- Climate discourse has become increasingly personal, focusing on the responsibilities of the individual and not the collective responsibility of governments and corporates.
- We expect this attitude to shift, and utilise survey data to show that to the global populace, climate change remains a key issue despite the shifting political narrative.
- We invest across climate themes amongst others, including solar power production and clean water. As the debate shifts towards collective responsibility, we would expect investment from governments and corporates in these themes to increase further.
Environmental Investing: Understanding public opinion and implications for investing
There are few topics in investment that illicit more emotive responses amongst investors than environmental investing. Debate with someone about factor investment styles, valuation metrics or the path of the US Rates curve and the debate that follows will likely be polite and objective (or some may well glaze over). Start a debate about climate change in finance – or really in any walk of life, and often the responses are impassioned. Arguments are full of ad-hominems, individual examples and ‘gotcha’ moments. Complex debates about carbon output, grid technology and intermittency are reduced to discussions about the merits or demerits of avocados on the environment. This comes from both sides of the aisle, and over the course of 2022 we would argue has gotten worse – the ongoing politicisation of climate issues only serves to further divide and worsen discussion.

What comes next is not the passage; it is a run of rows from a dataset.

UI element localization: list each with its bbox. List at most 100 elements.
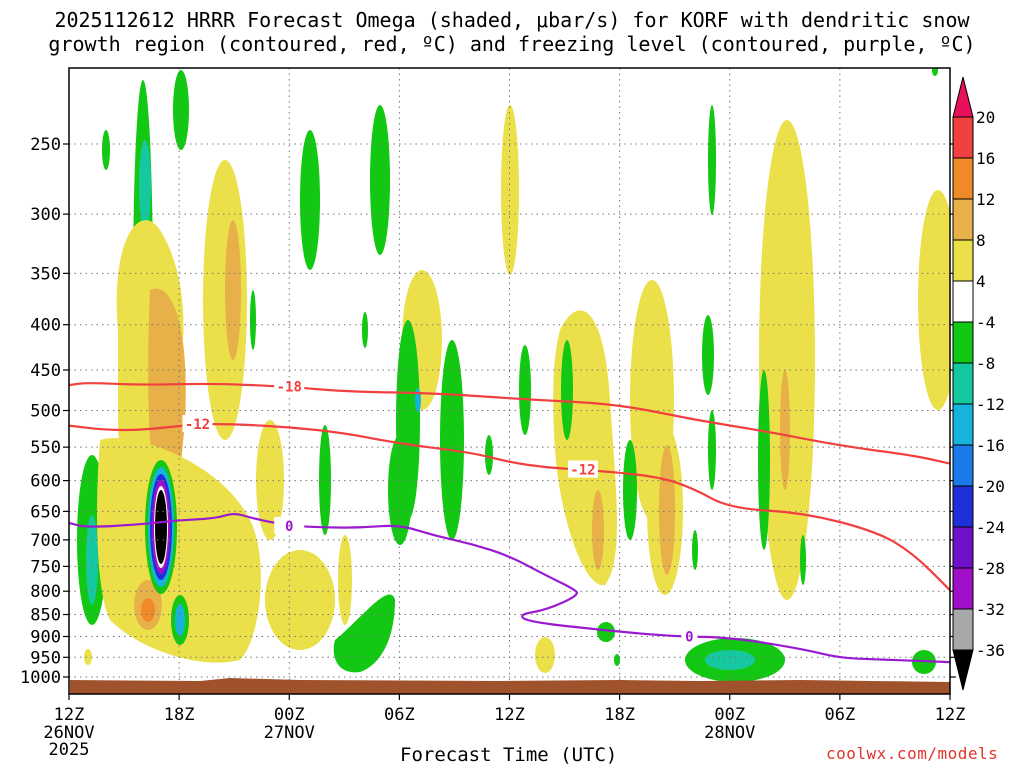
contour-label: 0 xyxy=(285,519,293,535)
y-tick-label: 700 xyxy=(30,531,61,551)
colorbar-label: -32 xyxy=(976,600,1005,619)
colorbar-bottom-arrow xyxy=(952,649,974,691)
x-tick-date: 28NOV xyxy=(704,723,755,743)
colorbar-label: -8 xyxy=(976,354,995,373)
omega-blob xyxy=(800,535,806,585)
colorbar-label: -16 xyxy=(976,436,1005,455)
omega-blob xyxy=(759,120,815,600)
omega-blob xyxy=(623,440,637,540)
colorbar-label: -36 xyxy=(976,641,1005,660)
colorbar-swatch xyxy=(952,362,974,405)
colorbar-swatch xyxy=(952,485,974,528)
y-tick-label: 250 xyxy=(30,135,61,155)
omega-blob xyxy=(918,190,950,410)
x-tick-label: 18Z xyxy=(604,705,635,725)
colorbar-label: 8 xyxy=(976,231,986,250)
omega-blob xyxy=(84,649,92,665)
y-tick-label: 950 xyxy=(30,648,61,668)
omega-blob xyxy=(250,290,256,350)
omega-blob xyxy=(932,68,938,76)
omega-blob xyxy=(102,130,110,170)
omega-blob xyxy=(708,410,716,490)
contour-label: -12 xyxy=(185,417,210,433)
omega-blob xyxy=(614,654,620,666)
omega-blob xyxy=(415,388,421,412)
contour-label-bg xyxy=(274,377,305,395)
colorbar-swatch xyxy=(952,198,974,241)
omega-blob xyxy=(705,650,755,670)
colorbar-label: 12 xyxy=(976,190,995,209)
omega-blob xyxy=(319,425,331,535)
y-tick-label: 850 xyxy=(30,606,61,626)
y-tick-label: 600 xyxy=(30,472,61,492)
omega-blob xyxy=(519,345,531,435)
omega-blob xyxy=(440,340,464,540)
colorbar-swatch xyxy=(952,239,974,282)
omega-blob xyxy=(175,604,185,636)
colorbar-label: -28 xyxy=(976,559,1005,578)
omega-blob xyxy=(708,105,716,215)
contour-label-bg xyxy=(681,627,698,645)
y-tick-label: 450 xyxy=(30,361,61,381)
omega-blob xyxy=(592,490,604,570)
omega-core xyxy=(155,490,167,564)
omega-shading xyxy=(77,68,950,682)
x-tick-label: 12Z xyxy=(54,705,85,725)
contour-label: 0 xyxy=(685,629,693,645)
colorbar-label: -4 xyxy=(976,313,995,332)
omega-blob xyxy=(141,598,155,622)
colorbar-swatch xyxy=(952,444,974,487)
source-credit: coolwx.com/models xyxy=(826,744,999,763)
y-tick-label: 750 xyxy=(30,557,61,577)
omega-blob xyxy=(597,622,615,642)
colorbar-top-arrow xyxy=(952,76,974,118)
contour-lines: -18 -12 -12 0 0 xyxy=(69,377,950,664)
contour-label: -18 xyxy=(277,380,302,396)
colorbar-label: -20 xyxy=(976,477,1005,496)
colorbar-swatch xyxy=(952,403,974,446)
omega-blob xyxy=(362,312,368,348)
colorbar-swatch xyxy=(952,526,974,569)
omega-blob xyxy=(300,130,320,270)
gridlines xyxy=(69,68,950,694)
x-tick-label: 18Z xyxy=(164,705,195,725)
colorbar-swatch xyxy=(952,608,974,651)
colorbar-label: -12 xyxy=(976,395,1005,414)
omega-blob xyxy=(702,315,714,395)
colorbar-swatch xyxy=(952,116,974,159)
colorbar-swatch xyxy=(952,567,974,610)
x-tick-label: 06Z xyxy=(825,705,856,725)
omega-blob xyxy=(256,420,284,540)
colorbar-label: 4 xyxy=(976,272,986,291)
x-tick-date: 26NOV xyxy=(43,723,94,743)
colorbar-swatch xyxy=(952,157,974,200)
omega-blob xyxy=(388,435,412,545)
y-tick-label: 350 xyxy=(30,264,61,284)
x-tick-year: 2025 xyxy=(49,740,90,760)
colorbar: 20 16 12 8 4 -4 -8 -12 -16 -20 -24 -28 -32 -36 xyxy=(952,76,1005,691)
omega-blob xyxy=(173,70,189,150)
contour-label-bg xyxy=(182,415,213,433)
omega-blob xyxy=(333,594,395,673)
y-axis: 2503003504004505005506006507007508008509… xyxy=(20,135,956,688)
terrain-surface xyxy=(70,678,950,694)
y-tick-label: 1000 xyxy=(20,668,61,688)
contour-line xyxy=(69,423,950,591)
y-tick-label: 900 xyxy=(30,627,61,647)
omega-blob xyxy=(86,515,98,605)
y-tick-label: 650 xyxy=(30,502,61,522)
omega-blob xyxy=(370,105,390,255)
omega-blob xyxy=(139,140,151,230)
contour-label-bg xyxy=(567,460,598,478)
y-tick-label: 500 xyxy=(30,402,61,422)
x-tick-label: 00Z xyxy=(714,705,745,725)
omega-blob xyxy=(535,637,555,673)
colorbar-swatch xyxy=(952,280,974,323)
omega-blob xyxy=(561,340,573,440)
omega-blob xyxy=(225,220,241,360)
x-tick-label: 12Z xyxy=(935,705,966,725)
omega-blob xyxy=(758,370,770,550)
contour-label: -12 xyxy=(570,463,595,479)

The cause of this, to a degree is the focus on individualism when it comes to thinking about carbon emissions and climate change, which has been a masterstroke of big industry lobbying, and a true blessing to polluting heavy industry. In the 1970s for example, facing pressure from politicians to ban or tax plastics, a lobbying effort deflected, instead suggesting plastics should and could be recycled. The reality was far from the truth, at the time no technology existed to recycle plastics, and even today only 9% of plastic is recycled.
Fast forward to the climate crisis, and in 1992 BP coined the term carbon footprint (borrowing from earlier work on the ecological footprint). The footprint, implying that it is up to the individual to determine whether they lead a ‘good’ or ‘bad’ carbon life. It doesn’t matter then, that the biggest carbon choices they can make (how their electricity is produced, how the goods and food they purchase is produced, how far from work they can afford to live) is out of their hands. The concept of the carbon footprint further misses network effects (ie when we do something our friends or colleagues may do it). We think however what is interesting, in this increasingly fraught debate, is to assess not what the headlines are saying, and rather understand a bit more about the general populations viewpoint when it comes to the issue of climate change.
And for many, across the world, climate change causes them a significant degree of worry. What is interesting is that in both cases, geographically the split is not what you might expect. South America, for example, has consistently a belief and worry about climate change. Indeed India, which is a heavy utiliser of coal within its energy mix, has a population that where the vast majority are concerned about climate change. This again shows the disparity between individual views and the actions of corporations and governments. What matters most for carbon emissions now is energy policy, regulation, and government action – populations across the world are bought in.